Aave governance tensions intensified as another key service provider, the Aave Chan Initiative, announced its departure. The group cited aggressive control and lack of transparency by Aave Labs as the reason. The move follows a similar exit by BGD Labs and contributed to a nearly 10% drop in the AAVE token price, with large investors significantly reducing their holdings.
The Aave Chan Initiative (ACI) has announced it will exit the Aave ecosystem in four months.
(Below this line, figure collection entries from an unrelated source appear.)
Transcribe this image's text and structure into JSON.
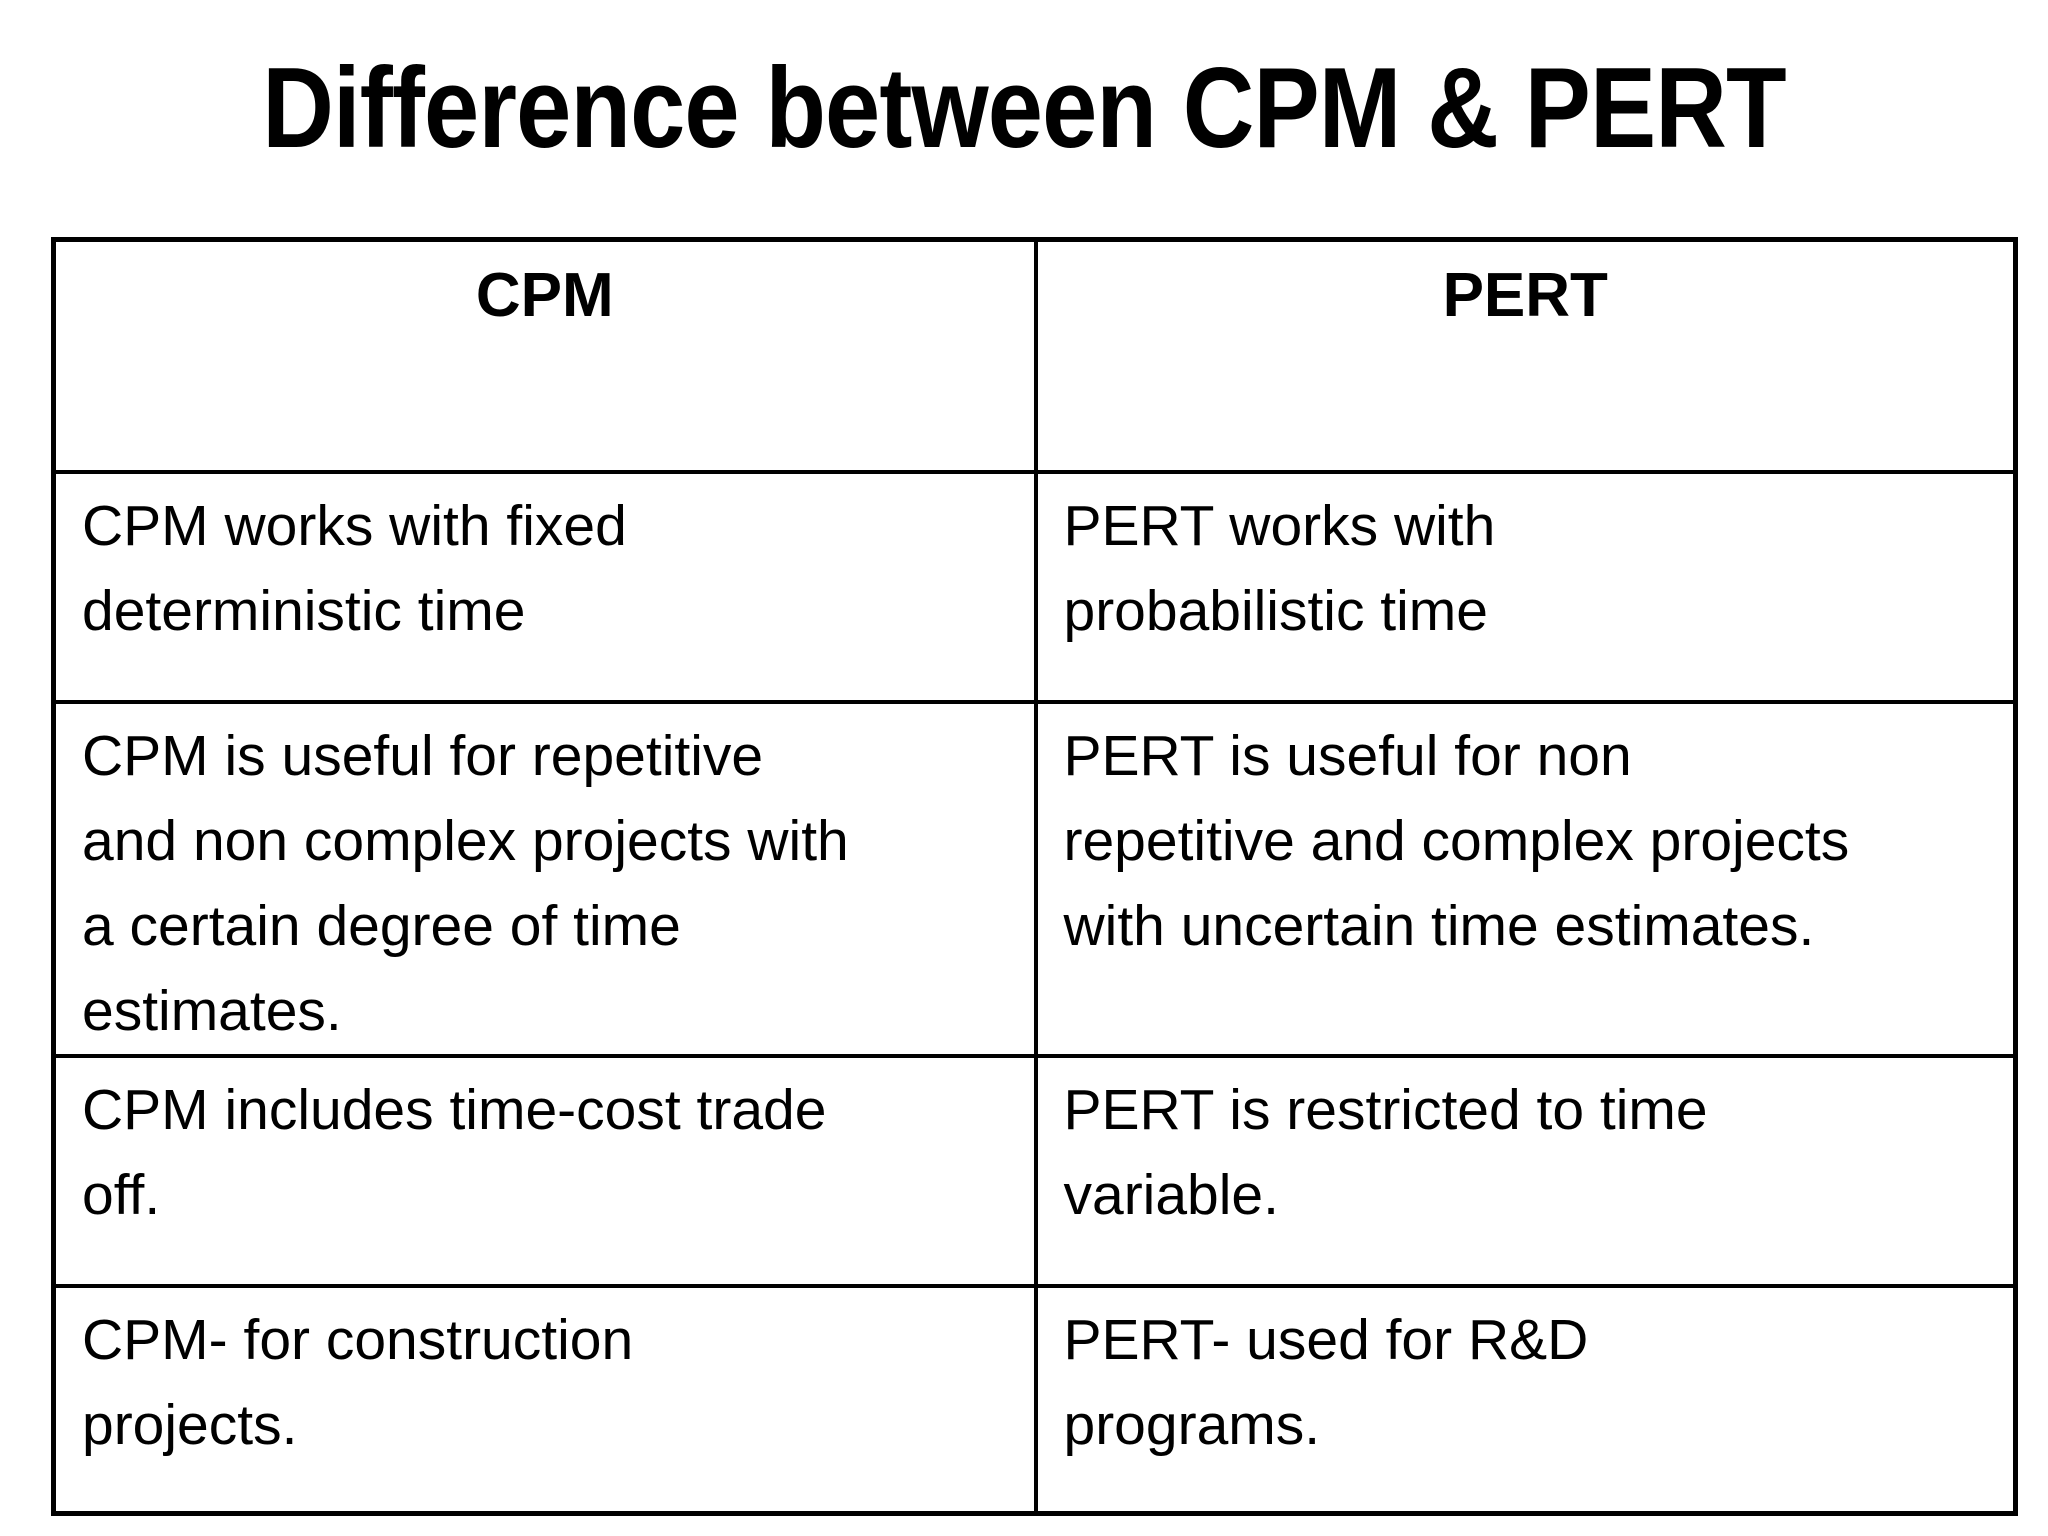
{
  "page": {
    "background_color": "#ffffff",
    "text_color": "#000000",
    "border_color": "#000000"
  },
  "title": "Difference between CPM & PERT",
  "table": {
    "headers": [
      "CPM",
      "PERT"
    ],
    "rows": [
      {
        "cpm": "CPM works with fixed\ndeterministic time",
        "pert": "PERT works with\nprobabilistic time"
      },
      {
        "cpm": "CPM is useful for repetitive\nand non complex projects with\na certain degree of time\nestimates.",
        "pert": "PERT is useful for non\nrepetitive and complex projects\nwith uncertain time estimates."
      },
      {
        "cpm": "CPM includes time-cost trade\noff.",
        "pert": "PERT is restricted to time\nvariable."
      },
      {
        "cpm": "CPM- for construction\nprojects.",
        "pert": "PERT- used for R&D\nprograms."
      }
    ]
  }
}
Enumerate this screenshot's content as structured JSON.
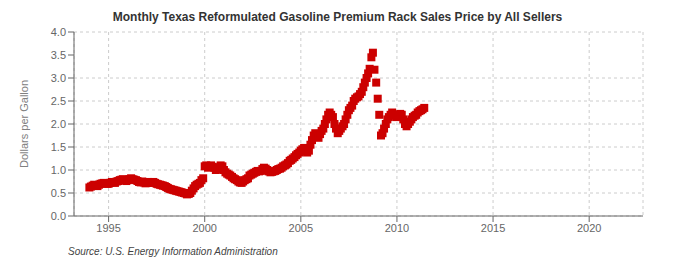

This follows BGD Labs, which made a similar move last month.
ACI cited Aave Labs‘ aggressive control and lack of transparency as reasons for leaving. “There is no role for an independent service provider in an environment where the largest budget recipient (Aave Labs) holds undisclosed voting power and uses it on its own proposals,” the group stated in a governance post.
Aave Labs CEO Stani Kulechov acknowledged ACI’s contributions but maintained the exit would not affect the ecosystem. “The protocol continues to operate as normal, and incentive programs are unaffected,” Kulechov mentioned on social media.
The governance crisis began in late 2025 after ACI’s Marc Zeller accused Aave Labs of appropriating DAO revenue streams. To address this, Aave Labs requested $50 million upfront in exchange for sharing all future revenue from products built with the DAO.
That proposal passed narrowly with a 52.58% majority. Some analysts believe the DAO has now lost control of the protocol’s roadmap to Aave Labs.
The ACI exit news led to a nearly 10% drop in the AAVE token price on March 3. The price fell from $127 to a low of $107.
Data from Santiment shows deeper concerns among large holders. Whale wallets holding 1 million to 10 million AAVE tokens have nearly halved their exposure since late January.